By January 1, 2022, all pork operations shipping pork into California will be required to have 24 square feet per sow. California’s law requires a meat processor to sell whole cuts of veal and pork from animals that were housed pursuant to California’s “space” requirements”.

California’s law was pushed through with help from the Humane Society of the United States (HSUS). In effect, the law implies that livestock confinement as practiced in the other 49 states is animal cruelty.

One of the critical arguments NAMI makes, as discussed in my blog last October, reflects a common sense argument all in agriculture will recognize.  “Proposition 12’s sales ban violates the Constitution’s Commerce Clause because it imposes substantial burdens on interstate commerce that clearly outweigh any valid state interest.”

What the judge said

U.S. District Court Judge Christina Snyder stated that NAMI “…failed to establish that discrimination against out-of-state commerce for economic protectionism…”

The Ninth Circuit appears to be so ashamed of this memorandum that it says “This disposition is not appropriate for publication and is not precedent except as provided by Ninth Circuit rule…”

NAMI had appealed the district court’s denial of its motion for preliminary injunction to stop the implementation of Proposition 12. Following the news that the court had denied an injunction, Meat Institute spokeswoman Sarah Little said, “California should not be able to dictate farming practices across the nation.”

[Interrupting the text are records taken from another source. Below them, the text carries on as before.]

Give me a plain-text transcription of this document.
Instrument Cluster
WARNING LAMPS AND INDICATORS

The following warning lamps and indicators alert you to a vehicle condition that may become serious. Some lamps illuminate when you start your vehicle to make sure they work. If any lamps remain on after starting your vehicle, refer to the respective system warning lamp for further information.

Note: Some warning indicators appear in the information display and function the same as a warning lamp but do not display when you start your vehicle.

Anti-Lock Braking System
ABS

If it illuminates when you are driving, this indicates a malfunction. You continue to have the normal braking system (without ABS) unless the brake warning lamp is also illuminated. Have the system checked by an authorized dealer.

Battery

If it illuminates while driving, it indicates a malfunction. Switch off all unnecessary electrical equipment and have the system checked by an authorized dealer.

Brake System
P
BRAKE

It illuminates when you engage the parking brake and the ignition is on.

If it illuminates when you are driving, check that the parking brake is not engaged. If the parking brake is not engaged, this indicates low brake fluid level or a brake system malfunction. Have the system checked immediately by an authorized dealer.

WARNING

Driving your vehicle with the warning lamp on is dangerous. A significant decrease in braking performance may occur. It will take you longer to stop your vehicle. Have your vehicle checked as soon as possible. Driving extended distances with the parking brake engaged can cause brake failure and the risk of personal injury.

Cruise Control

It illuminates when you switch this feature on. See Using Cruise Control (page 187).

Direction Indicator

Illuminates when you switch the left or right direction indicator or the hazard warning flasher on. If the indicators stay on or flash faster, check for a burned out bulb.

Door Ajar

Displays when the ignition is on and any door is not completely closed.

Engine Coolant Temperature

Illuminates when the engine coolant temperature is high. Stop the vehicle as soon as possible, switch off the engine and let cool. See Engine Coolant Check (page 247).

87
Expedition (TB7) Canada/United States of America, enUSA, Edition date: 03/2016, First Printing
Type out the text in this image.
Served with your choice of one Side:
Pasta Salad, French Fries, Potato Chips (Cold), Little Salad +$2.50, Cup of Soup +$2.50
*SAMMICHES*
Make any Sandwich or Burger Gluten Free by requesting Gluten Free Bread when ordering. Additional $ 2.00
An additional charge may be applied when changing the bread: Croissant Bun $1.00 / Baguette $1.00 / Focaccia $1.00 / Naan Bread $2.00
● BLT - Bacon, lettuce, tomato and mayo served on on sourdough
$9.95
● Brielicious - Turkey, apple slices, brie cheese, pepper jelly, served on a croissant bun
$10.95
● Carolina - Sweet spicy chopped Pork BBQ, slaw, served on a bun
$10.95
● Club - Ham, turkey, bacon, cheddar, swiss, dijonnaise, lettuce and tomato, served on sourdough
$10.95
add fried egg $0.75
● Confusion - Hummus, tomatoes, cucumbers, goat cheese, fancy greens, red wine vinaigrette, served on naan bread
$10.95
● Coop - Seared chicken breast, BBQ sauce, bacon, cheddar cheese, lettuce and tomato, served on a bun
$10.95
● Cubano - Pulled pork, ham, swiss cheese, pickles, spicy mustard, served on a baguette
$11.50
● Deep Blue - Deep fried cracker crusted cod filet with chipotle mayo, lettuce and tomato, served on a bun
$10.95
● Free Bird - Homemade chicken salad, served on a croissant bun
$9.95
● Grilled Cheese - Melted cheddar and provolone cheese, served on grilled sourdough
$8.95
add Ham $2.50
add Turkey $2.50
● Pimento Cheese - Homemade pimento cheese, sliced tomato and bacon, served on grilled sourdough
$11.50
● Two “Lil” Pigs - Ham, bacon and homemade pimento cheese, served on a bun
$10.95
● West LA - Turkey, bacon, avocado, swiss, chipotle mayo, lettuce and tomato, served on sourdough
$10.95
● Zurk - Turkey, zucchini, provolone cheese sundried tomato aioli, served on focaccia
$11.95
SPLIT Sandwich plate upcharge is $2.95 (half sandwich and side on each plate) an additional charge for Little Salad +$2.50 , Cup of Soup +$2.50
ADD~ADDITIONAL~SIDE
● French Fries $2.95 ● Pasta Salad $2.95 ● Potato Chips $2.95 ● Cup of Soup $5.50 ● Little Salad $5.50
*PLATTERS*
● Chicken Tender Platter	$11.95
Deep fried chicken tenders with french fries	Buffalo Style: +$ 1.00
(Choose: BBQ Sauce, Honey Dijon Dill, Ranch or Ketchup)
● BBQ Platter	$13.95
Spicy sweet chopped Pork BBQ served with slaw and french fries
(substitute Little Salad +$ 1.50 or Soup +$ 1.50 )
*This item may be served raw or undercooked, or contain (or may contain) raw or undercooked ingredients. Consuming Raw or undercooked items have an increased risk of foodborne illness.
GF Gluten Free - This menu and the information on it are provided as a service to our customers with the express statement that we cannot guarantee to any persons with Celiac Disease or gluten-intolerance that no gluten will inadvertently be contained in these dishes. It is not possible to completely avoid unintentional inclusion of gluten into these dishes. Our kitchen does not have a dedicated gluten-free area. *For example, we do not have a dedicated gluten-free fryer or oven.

The three-judge panel was composed of Judge Consuelo Callahan, Judge Sandra Ikuta, and Judge Cathy Bencivengo. Judge Callahan was nominated to the court by George W. Bush and started her career as deputy district attorney and moved up to being a commissioner in a municipal court and an associate justice in the California Court of Appeals. She has been on the court since 2003. Judge Ikuta worked in a private law firm and served as a law clerk for Justice Sandra Day O’Connor. She, too, was appointed by President Bush. She graduated with a degree in journalism. In her private life, Judge Ikuta worked on Endangered Species issues, RCRA issues and the Clean Water Act.

The third ninth circuit judge is Judge Cathy Ann Bencivengo, a University of Michigan Law School graduate and joined the federal court after being nominated by President Barack Obama in 2011. In private law firm practice she became an expert on intellectual property cases.

Among the three judges there is not a shred of practical experience on agricultural matters.

These three judges wrote, “The district court did not abuse its discretion in holding that NAMI was unlikely to succeed on the merits of its dormant commerce clause claim.”

Incredible statement

The court opinion also makes an incredible statement that I find hard to believe is true. They say, “NAMI acknowledges that Proposition 12 is not “facially discriminatory.” It is hard to believe NAMI and its lawyers made this acknowledgement. As explained in this link here, under dormant Commerce Clause precedent, “courts will typically strike down a State law if it expressly mandates differential treatment of in-state and out-of-state competing economic interests in a way that benefits the former and burdens the latter;  Such laws are considered facially discriminatory.”

The opinion goes on and states, “The district court did not abuse its discretion in concluding that Proposition 12 does not have a discriminatory purpose given the lack of evidence that the state had a protectionist intent.”

One would have to be either blind, simply stupid, or something else not to see California’s protectionist intent with this law.

The three-judge panel has even more incredible language in its opinion when it said, “The district court also did not abuse its discretion in holding that Proposition 12 does not substantially burden interstate commerce.”

It is incredible to see this abuse of discretion by these three judges. But it is not surprising, given the judges’ illiterate agriculture background. Agriculture will be destroyed in the U.S. by judges of this ilk!

A legal challenge in a different California court brought by the National Pork Producers Council and American Farm Bureau Federation continues.

NAMI will now appeal to the U.S. Supreme Court in an attempt to reverse these two California court decisions against agriculture. Let’s hope NAMI succeeds in the U.S. Supreme Court.